Je me penchai afin de pouvoir poser mes fesses sur le comptoir bancal que j’essayais de faire sortir tout droit d’un bar irlandais des années cinquante. Au moins, positionné ainsi, je pouvais dissimuler la bosse dans mon pantalon.

— Je suis seulement un parasite qui se cherche quelque chose à faire, répondit David. Besoin d’aide ?

— Vous êtes libre de faire ce que vous voulez.

Il acquiesça et monta sur le plateau, ce qui permit à son petit short de remonter sur ses cuisses musclées, révélant un bleu sur sa peau délicate. Certainement un souvenir d’un de ses matchs de rugby. Les franges du denim coupé se confondaient avec sa pilosité foncée.

Je ravalai un autre gémissement devant ce spectacle.

— On est toujours libre de faire ce qu’on veut, me dit-il en arrangeant les bouteilles.
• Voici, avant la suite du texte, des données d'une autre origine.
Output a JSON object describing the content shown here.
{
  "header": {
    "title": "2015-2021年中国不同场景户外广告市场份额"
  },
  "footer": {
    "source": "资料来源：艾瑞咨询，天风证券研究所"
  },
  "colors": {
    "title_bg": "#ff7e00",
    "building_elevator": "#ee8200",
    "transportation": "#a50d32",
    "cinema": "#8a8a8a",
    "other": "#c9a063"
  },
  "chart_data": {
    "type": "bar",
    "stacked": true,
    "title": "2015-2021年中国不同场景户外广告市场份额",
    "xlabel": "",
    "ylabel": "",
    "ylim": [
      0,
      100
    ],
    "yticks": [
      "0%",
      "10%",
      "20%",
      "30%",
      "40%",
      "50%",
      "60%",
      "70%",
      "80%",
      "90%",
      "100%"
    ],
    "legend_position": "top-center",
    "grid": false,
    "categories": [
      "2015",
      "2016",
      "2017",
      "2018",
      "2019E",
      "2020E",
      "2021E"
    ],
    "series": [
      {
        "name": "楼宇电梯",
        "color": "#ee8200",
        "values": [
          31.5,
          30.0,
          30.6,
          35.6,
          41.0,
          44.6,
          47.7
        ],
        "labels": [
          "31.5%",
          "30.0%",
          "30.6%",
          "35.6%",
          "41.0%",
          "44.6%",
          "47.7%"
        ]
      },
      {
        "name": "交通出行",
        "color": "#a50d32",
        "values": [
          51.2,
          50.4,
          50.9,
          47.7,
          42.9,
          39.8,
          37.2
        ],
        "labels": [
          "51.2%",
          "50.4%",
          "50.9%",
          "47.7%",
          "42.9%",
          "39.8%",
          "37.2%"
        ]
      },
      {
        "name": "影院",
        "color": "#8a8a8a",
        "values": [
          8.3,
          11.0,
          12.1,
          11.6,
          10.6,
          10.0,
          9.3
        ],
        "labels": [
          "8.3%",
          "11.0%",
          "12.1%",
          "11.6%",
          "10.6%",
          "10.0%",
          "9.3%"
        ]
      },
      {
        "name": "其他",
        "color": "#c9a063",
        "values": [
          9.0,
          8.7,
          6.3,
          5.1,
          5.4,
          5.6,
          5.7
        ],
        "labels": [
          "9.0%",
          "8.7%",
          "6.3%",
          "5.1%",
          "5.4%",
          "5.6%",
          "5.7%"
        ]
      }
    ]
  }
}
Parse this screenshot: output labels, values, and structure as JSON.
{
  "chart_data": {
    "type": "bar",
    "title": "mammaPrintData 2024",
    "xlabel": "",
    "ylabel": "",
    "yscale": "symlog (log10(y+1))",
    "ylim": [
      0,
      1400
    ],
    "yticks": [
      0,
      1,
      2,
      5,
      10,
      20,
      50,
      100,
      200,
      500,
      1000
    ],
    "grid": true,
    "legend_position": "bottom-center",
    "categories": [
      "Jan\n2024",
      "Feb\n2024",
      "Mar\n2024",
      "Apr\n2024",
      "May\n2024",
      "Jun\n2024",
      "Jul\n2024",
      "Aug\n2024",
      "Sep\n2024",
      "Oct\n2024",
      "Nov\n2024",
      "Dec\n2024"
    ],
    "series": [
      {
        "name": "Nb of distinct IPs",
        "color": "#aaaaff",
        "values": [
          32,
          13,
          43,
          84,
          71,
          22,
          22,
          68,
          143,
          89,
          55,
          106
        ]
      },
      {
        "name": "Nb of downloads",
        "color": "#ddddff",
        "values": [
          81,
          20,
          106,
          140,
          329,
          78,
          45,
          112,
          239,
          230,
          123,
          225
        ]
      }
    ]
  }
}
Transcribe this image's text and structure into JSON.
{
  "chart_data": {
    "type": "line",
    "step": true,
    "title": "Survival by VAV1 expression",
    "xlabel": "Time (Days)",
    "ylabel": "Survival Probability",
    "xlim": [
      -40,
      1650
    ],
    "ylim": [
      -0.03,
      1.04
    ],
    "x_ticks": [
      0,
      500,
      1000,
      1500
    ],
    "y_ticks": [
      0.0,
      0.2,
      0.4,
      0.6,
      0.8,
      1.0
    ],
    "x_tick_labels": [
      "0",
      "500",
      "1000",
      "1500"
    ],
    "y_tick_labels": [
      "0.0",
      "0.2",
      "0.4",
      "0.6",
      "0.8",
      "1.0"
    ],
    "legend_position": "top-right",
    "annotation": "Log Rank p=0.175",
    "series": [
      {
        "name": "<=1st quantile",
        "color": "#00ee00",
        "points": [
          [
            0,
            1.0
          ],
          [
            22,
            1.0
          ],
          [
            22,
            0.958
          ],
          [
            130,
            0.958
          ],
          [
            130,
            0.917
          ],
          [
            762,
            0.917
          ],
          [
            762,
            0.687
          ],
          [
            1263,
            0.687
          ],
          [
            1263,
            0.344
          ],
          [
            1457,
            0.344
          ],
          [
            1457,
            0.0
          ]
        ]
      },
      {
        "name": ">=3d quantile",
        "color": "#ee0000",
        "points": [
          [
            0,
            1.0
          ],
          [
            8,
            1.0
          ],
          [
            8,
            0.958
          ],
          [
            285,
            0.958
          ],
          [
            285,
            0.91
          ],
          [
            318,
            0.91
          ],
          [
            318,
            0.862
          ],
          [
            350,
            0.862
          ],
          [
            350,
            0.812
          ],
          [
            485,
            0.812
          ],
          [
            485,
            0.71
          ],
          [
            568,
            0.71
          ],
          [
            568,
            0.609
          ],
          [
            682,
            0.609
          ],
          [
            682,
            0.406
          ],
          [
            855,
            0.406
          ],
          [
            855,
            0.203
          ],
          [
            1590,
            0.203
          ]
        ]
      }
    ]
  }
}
Il dut monter sur la pointe des pieds pour y arriver, puisqu’il mesurait une bonne tête de moins que moi. Le bar factice était minuscule, il se colla donc légèrement contre moi tout en bloquant la sortie avec son corps musclé tout en finesse comme celui d’un nageur.

— Tout est toujours en retard par ici, continua-t-il. Et Ricky est toujours en train de paniquer pour quelque chose. Et quand il panique, mon cul se prend une raclée plus importante que nécessaire, vous comprenez ?

— Ah oui, Ricky.

Ricky était le directeur du plateau, un boulot beaucoup trop stressant pour une personne nerveuse comme lui, si vous vouliez mon avis. Mais j’étais un simple concepteur de décor et peu de choses dépendaient de mon opinion. Cependant, le rappel que cet homme sexy et charmeur baisait mon patron – ou plutôt, connaissant les habitudes de Richard Cornwall, se faisait baiser par lui – s’occupa de mon érection assez vite.

— Est-ce qu’il vous envoie me surveiller ?

Cela ne m’aurait pas trop étonné de la part de cette petite fouine de demander à son garçon du moment d’espionner le plateau. Richard n’était pas un très bon patron et je ne comprenais pas pourquoi David s’abaissait à son niveau.

— Non, il m’a envoyé chercher un truc, me dit David en haussant légèrement les épaules, dévoilant un autre pan de peau lui aussi recouvert d’une ecchymose.

Je ressentis l’étrange besoin de me pencher vers lui pour caresser la marque, comme pour soulager sa douleur.

— Et j’imagine, poursuivit David en fronçant les sourcils, pour se débarrasser de moi en même temps.

Il se replaça confortablement sur ses pieds et se tourna vers moi. La moue qui étirait ses lèvres me donnait envie d’écraser ma bouche contre la sienne. Je sentais contre ma peau la chaleur de son corps et je réussissais même à percevoir les effluves de sexe, de sciures de bois et de peinture qui émanaient de lui. Le parfum d’un autre homme sur sa peau n’aurait pas dû m’allumer ainsi, mais mon corps avait trop envie du sien pour s’en soucier. Ne pouvant plus retenir ma respiration sous peine de m’évanouir, je dus planifier ma sortie :

— Excusez-moi, lui dis-je en me faufilant derrière lui sans pouvoir m’empêcher de le frôler.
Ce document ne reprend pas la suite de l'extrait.